Con tantissimi di coloro che manifesteranno anche domani “contro Formigoni” condividiamo la speranza che la chiusura del ventennio formigoniano possa coincidere con l’apertura di una stagione finalmente democratica a partire dalla Lombardia. Sono certo che avrebbero partecipato volentieri in questi anni ai solitari presidi radicali contro Firmigoni e il Consiglio regionale abusivo, se soltanto i capi dei loro partiti e i tenutari della disinformazione televisiva nazionale non glieli avessero nascosti.

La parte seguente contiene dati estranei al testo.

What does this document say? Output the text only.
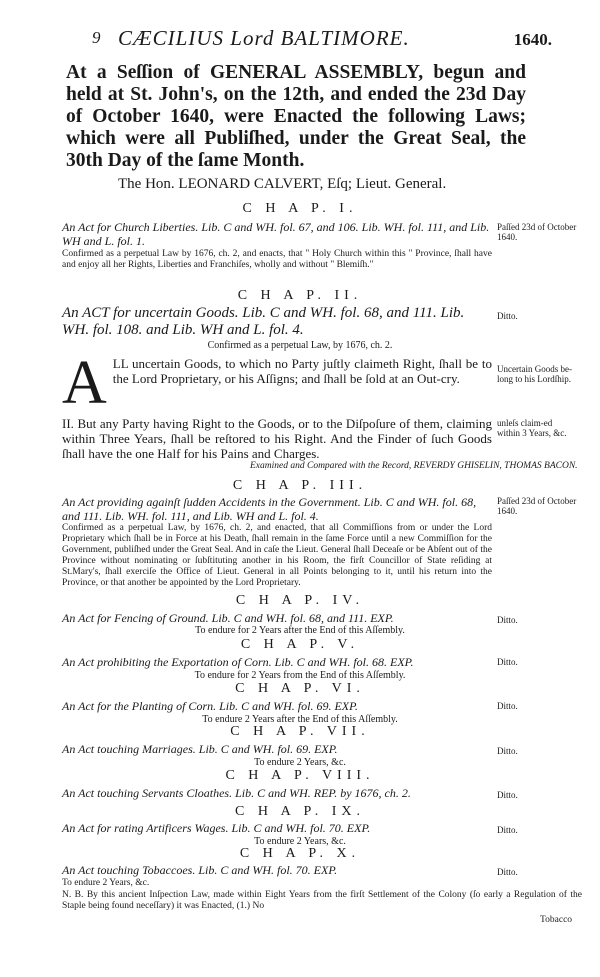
9 CÆCILIUS Lord BALTIMORE.	1640.
At a Seſſion of GENERAL ASSEMBLY, begun and held at St. John's, on the 12th, and ended the 23d Day of October 1640, were Enacted the following Laws; which were all Publiſhed, under the Great Seal, the 30th Day of the ſame Month.
The Hon. LEONARD CALVERT, Eſq; Lieut. General.
C H A P. I.
An Act for Church Liberties. Lib. C and WH. fol. 67, and 106. Lib. WH. fol. 111, and Lib. WH and L. fol. 1.
Paſſed 23d of October 1640.
Confirmed as a perpetual Law by 1676, ch. 2, and enacts, that " Holy Church within this " Province, ſhall have and enjoy all her Rights, Liberties and Franchiſes, wholly and without " Blemiſh."
C H A P. II.
An ACT for uncertain Goods. Lib. C and WH. fol. 68, and 111. Lib. WH. fol. 108. and Lib. WH and L. fol. 4.
Ditto.
Confirmed as a perpetual Law, by 1676, ch. 2.
ALL uncertain Goods, to which no Party juſtly claimeth Right, ſhall be to the Lord Proprietary, or his Aſſigns; and ſhall be ſold at an Out-cry.
Uncertain Goods be-long to his Lordſhip.
II. But any Party having Right to the Goods, or to the Diſpoſure of them, claiming within Three Years, ſhall be reſtored to his Right. And the Finder of ſuch Goods ſhall have the one Half for his Pains and Charges.
unleſs claim-ed within 3 Years, &c.
Examined and Compared with the Record, REVERDY GHISELIN, THOMAS BACON.
C H A P. III.
An Act providing againſt ſudden Accidents in the Government. Lib. C and WH. fol. 68, and 111. Lib. WH. fol. 111, and Lib. WH and L. fol. 4.
Paſſed 23d of October 1640.
Confirmed as a perpetual Law, by 1676, ch. 2, and enacted, that all Commiſſions from or under the Lord Proprietary which ſhall be in Force at his Death, ſhall remain in the ſame Force until a new Commiſſion for the Government, publiſhed under the Great Seal. And in caſe the Lieut. General ſhall Deceaſe or be Abſent out of the Province without nominating or ſubſtituting another in his Room, the firſt Councillor of State reſiding at St.Mary's, ſhall exerciſe the Office of Lieut. General in all Points belonging to it, until his return into the Province, or that another be appointed by the Lord Proprietary.
C H A P. IV.
An Act for Fencing of Ground. Lib. C and WH. fol. 68, and 111. EXP.	Ditto.
To endure for 2 Years after the End of this Aſſembly.
C H A P. V.
An Act prohibiting the Exportation of Corn. Lib. C and WH. fol. 68. EXP.	Ditto.
To endure for 2 Years from the End of this Aſſembly.
C H A P. VI.
An Act for the Planting of Corn. Lib. C and WH. fol. 69. EXP.	Ditto.
To endure 2 Years after the End of this Aſſembly.
C H A P. VII.
An Act touching Marriages. Lib. C and WH. fol. 69. EXP.	Ditto.
To endure 2 Years, &c.
C H A P. VIII.
An Act touching Servants Cloathes. Lib. C and WH. REP. by 1676, ch. 2.	Ditto.
C H A P. IX.
An Act for rating Artificers Wages. Lib. C and WH. fol. 70. EXP.	Ditto.
To endure 2 Years, &c.
C H A P. X.
An Act touching Tobaccoes. Lib. C and WH. fol. 70. EXP.	Ditto.
To endure 2 Years, &c.
N. B. By this ancient Inſpection Law, made within Eight Years from the firſt Settlement of the Colony (ſo early a Regulation of the Staple being found neceſſary) it was Enacted, (1.) No
Tobacco
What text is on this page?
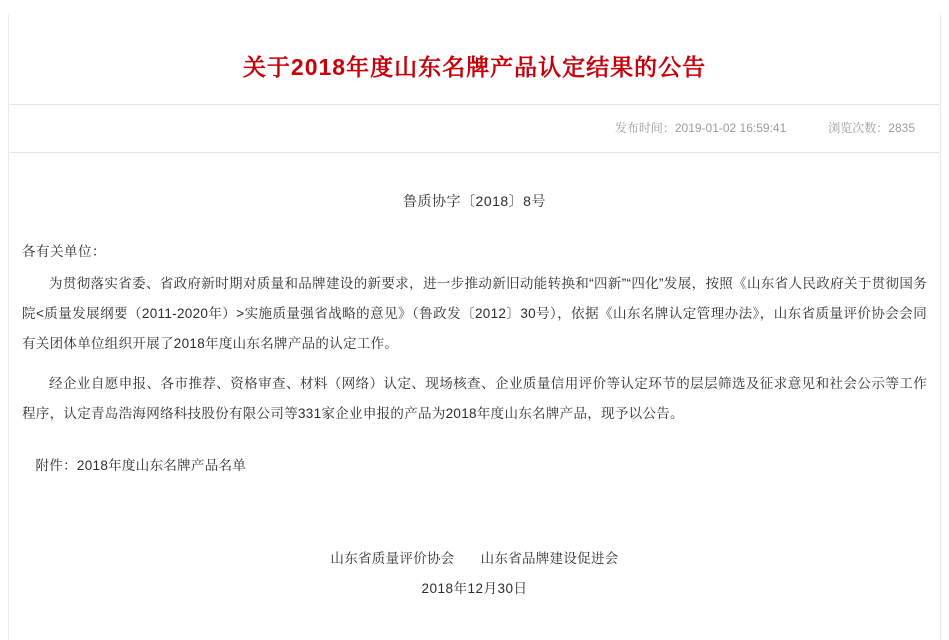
关于2018年度山东名牌产品认定结果的公告
发布时间：2019-01-02 16:59:41	浏览次数：2835
鲁质协字〔2018〕8号

各有关单位：

为贯彻落实省委、省政府新时期对质量和品牌建设的新要求，进一步推动新旧动能转换和“四新”“四化”发展，按照《山东省人民政府关于贯彻国务院<质量发展纲要（2011-2020年）>实施质量强省战略的意见》（鲁政发〔2012〕30号），依据《山东名牌认定管理办法》，山东省质量评价协会会同有关团体单位组织开展了2018年度山东名牌产品的认定工作。

经企业自愿申报、各市推荐、资格审查、材料（网络）认定、现场核查、企业质量信用评价等认定环节的层层筛选及征求意见和社会公示等工作程序，认定青岛浩海网络科技股份有限公司等331家企业申报的产品为2018年度山东名牌产品，现予以公告。

附件：2018年度山东名牌产品名单

山东省质量评价协会 山东省品牌建设促进会
2018年12月30日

Proprio in ragione delle tante speranze che abbiamo in comune con coloro che si preparano a manifestare, come Radicali non saremo presenti nelle tante piazze velocemente convocate dai capi dei partiti dell’opposizione ufficiale, nella speranza che la nostra assenza – per quel poco o nulla che ci sarà consentito di spiegarla – serva da monito e avviso ai manifestanti: diffidate dei tanti che per “ribellarsi” e invitare alla ribellione hanno aspettato che il potente cadesse nel fango. Molti di loro che invocano e convocano la piazza (non tutti, certo, e continueremo a riconoscere e onorare le eccezioni) hanno contribuito al – e beneficiato dal – protrarsi ventennale del sistema di potere che ruotava attorno a Comunione e Liberazione, Compagnia delle Opere e cooperative di ogni colore, agli appalti di cementificazione e asfaltizzazione della Lombardia, alla condizione di illegalità e corruzione sistematica del sistema Lombardia. Spesso sono gli stessi che hanno ostacolato, anche dall'”opposizione” oltre che dalla palude del potere giudiziario, l’azione radicale per annullare le elezioni Regionali a causa della truffa elettorale del 2010.

PS. Un avviso speciale a chi vorrà gridare “a Hammamet!”: pensateci bene, perché a tirare monetine a Craxi c’era il giovane militante Franco Fiorito. Capita che gli sputatori finiscano sputati.